Brehme sistema la palla sul dischetto, mira, segna. Anche se Goycoechea era riuscito a intuire per l’ennesima volta. Negli ultimi minuti c’è tempo per l’espulsione di Dezotti (colpo in faccia a Kohler) e per l’ammonizione di Maradona. A fine partita esplode la gioia di due Nazioni. La Germania è campione del Mondo, l’Italia ha ottenuto la sua vendetta. Ma a qualcuno non basta ancora. Sul maxischermo compare la foto di Maradona.

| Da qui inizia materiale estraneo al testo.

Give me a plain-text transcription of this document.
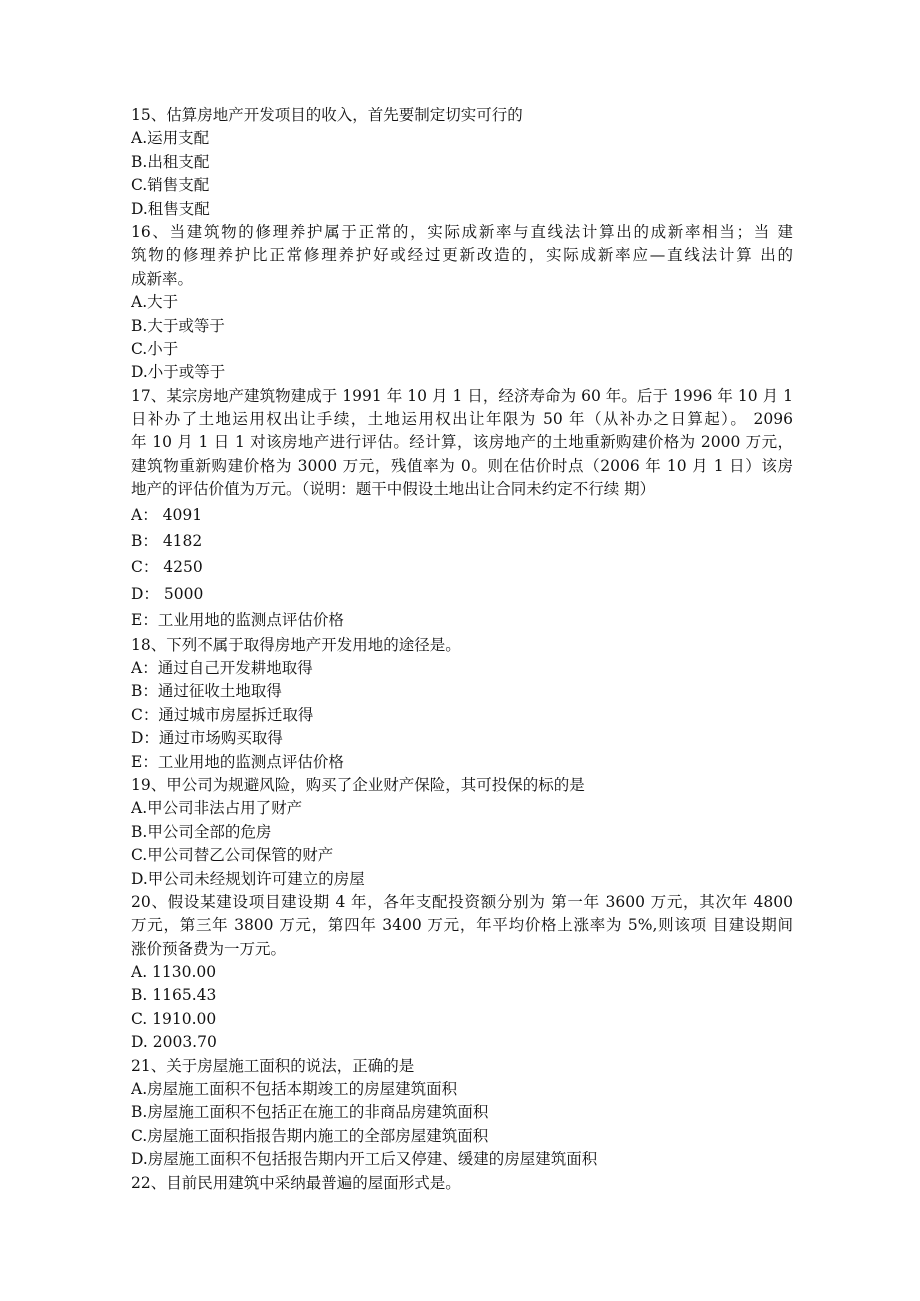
15、估算房地产开发项目的收入，首先要制定切实可行的
A.运用支配
B.出租支配
C.销售支配
D.租售支配
16、当建筑物的修理养护属于正常的，实际成新率与直线法计算出的成新率相当；当 建
筑物的修理养护比正常修理养护好或经过更新改造的，实际成新率应—直线法计算 出的
成新率。
A.大于
B.大于或等于
C.小于
D.小于或等于
17、某宗房地产建筑物建成于 1991 年 10 月 1 日，经济寿命为 60 年。后于 1996 年 10 月 1
日补办了土地运用权出让手续，土地运用权出让年限为 50 年（从补办之日算起）。 2096
年 10 月 1 日 1 对该房地产进行评估。经计算，该房地产的土地重新购建价格为 2000 万元，
建筑物重新购建价格为 3000 万元，残值率为 0。则在估价时点（2006 年 10 月 1 日）该房
地产的评估价值为万元。（说明：题干中假设土地出让合同未约定不行续 期）
A： 4091
B： 4182
C： 4250
D： 5000
E：工业用地的监测点评估价格
18、下列不属于取得房地产开发用地的途径是。
A：通过自己开发耕地取得
B：通过征收土地取得
C：通过城市房屋拆迁取得
D：通过市场购买取得
E：工业用地的监测点评估价格
19、甲公司为规避风险，购买了企业财产保险，其可投保的标的是
A.甲公司非法占用了财产
B.甲公司全部的危房
C.甲公司替乙公司保管的财产
D.甲公司未经规划许可建立的房屋
20、假设某建设项目建设期 4 年，各年支配投资额分别为 第一年 3600 万元，其次年 4800
万元，第三年 3800 万元，第四年 3400 万元，年平均价格上涨率为 5%,则该项 目建设期间
涨价预备费为一万元。
A. 1130.00
B. 1165.43
C. 1910.00
D. 2003.70
21、关于房屋施工面积的说法，正确的是
A.房屋施工面积不包括本期竣工的房屋建筑面积
B.房屋施工面积不包括正在施工的非商品房建筑面积
C.房屋施工面积指报告期内施工的全部房屋建筑面积
D.房屋施工面积不包括报告期内开工后又停建、缓建的房屋建筑面积
22、目前民用建筑中采纳最普遍的屋面形式是。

E l’Olimpico esplode in un’altra bordata di fischi. “Alla fine della partita scoppiai a piangere senza vergogna – racconta ancora Diego – perché avrei dovuto nascondere le lacrime se era ciò che sentivo? Bilardo mandò Goycoechea a coprirmi, perché non mi vedessero piangere. Ma perché? Mi dava molta tristezza che la gente non capisse, che continuassero a fischiare. Che volevano ancora? Buttarmi per terre e prendermi a calci? Già mi avevano battuto, questo doveva bastare”.
Ma le parole più pesanti Maradona le indirizza verso l’arbitro. “Dovevo spiegare a mia figlia che nel calcio c’era la mafia. Non la mafia che uccide, ma quella capace di darti un rigore contro che non esiste e di negartelo quando c’è. Proprio questo era successo tra Germania e Argentina: il signor Egdardo Codesal, arbitro messicano mandato chissà da chi, aveva creduto di aver visto benissimo come Sensini aveva fatto ruzzolare Völler, in compenso non aveva visto come Matthäus aveva messo giù Calderón, nell’azione immediatamente prima”. Intorno alle 22 Matthäus bacia la Coppa del Mondo e la alza al cielo di Roma. L’Argentina, invece, non arriverà mai al ristorante di pesce che avrebbe dovuto ospitare la festa mondiale a Fiumicino. Mangeranno a Trigoria. Spaghetti al sugo e pollo lesso. È la fine di un sogno, ma non delle polemiche. “Avrei potuto espellere Maradona già prima dell’inizio della partita – dirà 30 anni dopo Egdardo Codesalma – ho capito il momento e ho deciso di gestire la situazione. Ho visto Maradona fare cose in campo degne della mia ammirazione e del mio rispetto. Come giocatore era il migliore, ma fuori è una persona spiacevole. Una delle peggiori che abbia mai incontrato in vita mia”.